Exhibition
Richard Page: The Dialogue of the Dogs
14 Jan 2017 – 25 Feb 2017
Event times
Monday: By Appointment Only
Tuesday: 10.00am-5.00pm
Wednesday: 10.00am-2.30pm
Thursday: 10.00am-5.00pm
Friday: 10.00am-5.00pm
Saturday: 10.00am-5.00pm
Cost of entry
Free
Address
- 284 Leigh Road
- Leigh
England - SS91BW
- United Kingdom
About
Francesco Maffeo Gallery is delighted to present 'The Dialogue of the Dogs' by Richard Page, opening on 13th January 2017. This new body of work is a documentary project that depicts the cultural, political and economic landscape of central Spain today.
'The Dialogue of the Dogs' takes its title from the Cervantes novel of the same name, in which we imagine two dogs given the gift of speech for one night.
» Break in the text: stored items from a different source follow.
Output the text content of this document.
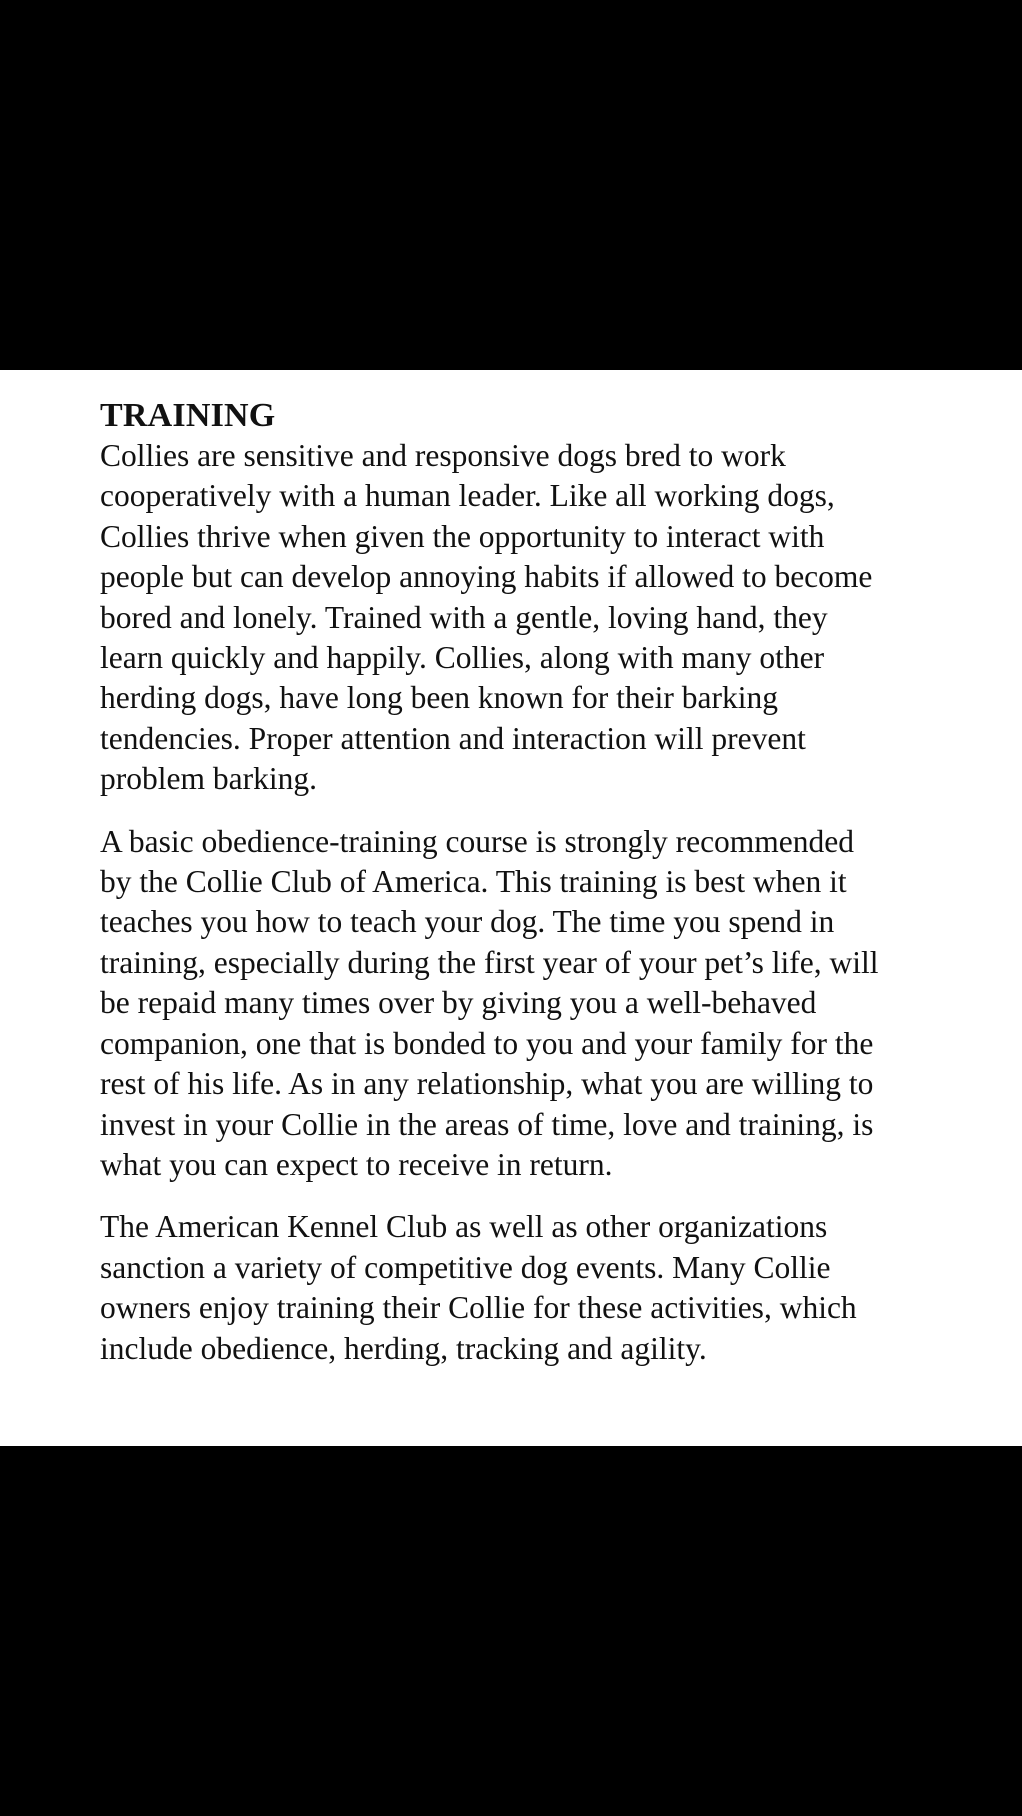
TRAINING

Collies are sensitive and responsive dogs bred to work
cooperatively with a human leader. Like all working dogs,
Collies thrive when given the opportunity to interact with
people but can develop annoying habits if allowed to become
bored and lonely. Trained with a gentle, loving hand, they
learn quickly and happily. Collies, along with many other
herding dogs, have long been known for their barking
tendencies. Proper attention and interaction will prevent
problem barking.

A basic obedience-training course is strongly recommended
by the Collie Club of America. This training is best when it
teaches you how to teach your dog. The time you spend in
training, especially during the first year of your pet’s life, will
be repaid many times over by giving you a well-behaved
companion, one that is bonded to you and your family for the
rest of his life. As in any relationship, what you are willing to
invest in your Collie in the areas of time, love and training, is
what you can expect to receive in return.

The American Kennel Club as well as other organizations
sanction a variety of competitive dog events. Many Collie
owners enjoy training their Collie for these activities, which
include obedience, herding, tracking and agility.
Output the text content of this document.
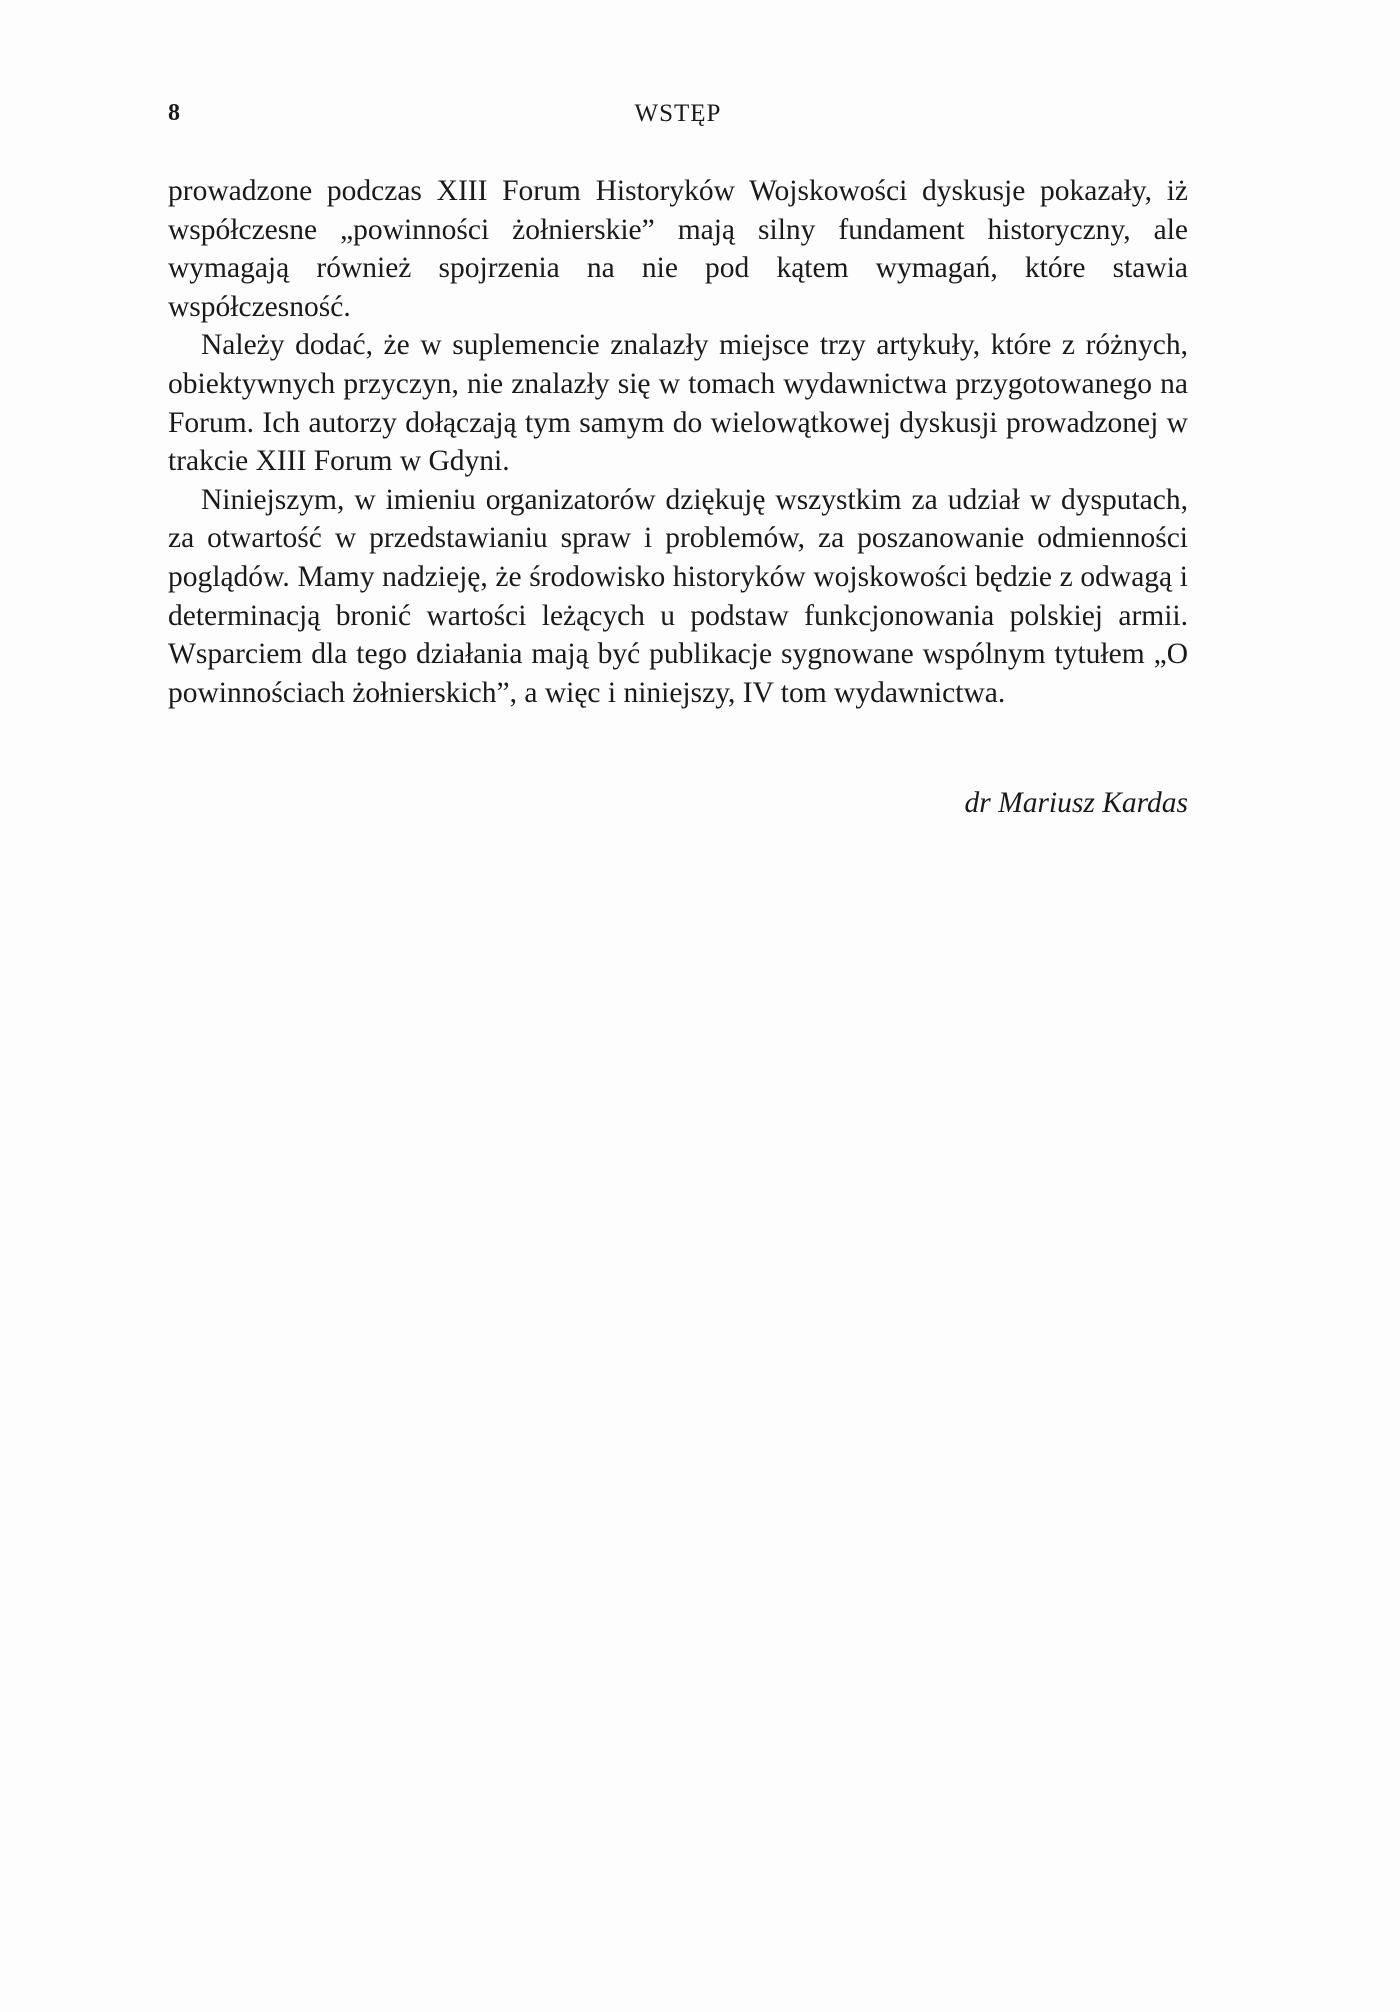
8	WSTĘP

prowadzone podczas XIII Forum Historyków Wojskowości dyskusje pokazały, iż współczesne „powinności żołnierskie” mają silny fundament historyczny, ale wymagają również spojrzenia na nie pod kątem wymagań, które stawia współczesność.

Należy dodać, że w suplemencie znalazły miejsce trzy artykuły, które z różnych, obiektywnych przyczyn, nie znalazły się w tomach wydawnictwa przygotowanego na Forum. Ich autorzy dołączają tym samym do wielowątkowej dyskusji prowadzonej w trakcie XIII Forum w Gdyni.

Niniejszym, w imieniu organizatorów dziękuję wszystkim za udział w dysputach, za otwartość w przedstawianiu spraw i problemów, za poszanowanie odmienności poglądów. Mamy nadzieję, że środowisko historyków wojskowości będzie z odwagą i determinacją bronić wartości leżących u podstaw funkcjonowania polskiej armii. Wsparciem dla tego działania mają być publikacje sygnowane wspólnym tytułem „O powinnościach żołnierskich”, a więc i niniejszy, IV tom wydawnictwa.

dr Mariusz Kardas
In Cervantes' story, the two dogs tell of the cruelty of their masters and corruption of humanity.
"Like a modern day Don Quixote, Page sets out on a voyage across La Mancha, Spain, and much like Cervantes' hero he manages to reveal the timeless essence of the land. Quiet and surreal, the landscapes in 'The Dialogue of the Dogs' are the setting for unexpected encounters, resonances of Cervantes' main themes: power, illusion and truth."
- Rodrigo Orrantia, Art Historian and Curator
Starting at the final resting places of Cervantes and Velázquez in Madrid, the photographs depict poignant locations relevant to Spain today, such as; unoccupied newly built towns; the deserted airport of Ciudad Real; the former site of Expo '92 in Seville; and the imposing Valle de los Caidos. Throughout, there is a sense of a history that always murmurs beneath the surface; images allude to wealth, failure, loss, fallibility and misperception.
The work acknowledges the problematics of documentary; it does not seek to create an authoritative portrait of a place. Rather, it weaves a tall story full of plot-holes and inconsistencies; for places are built on subjective memories and contested histories as much as they are on geographic certainties. Page's study is as much about how representations of place are constructed, and how fiction impinges on documentary realism.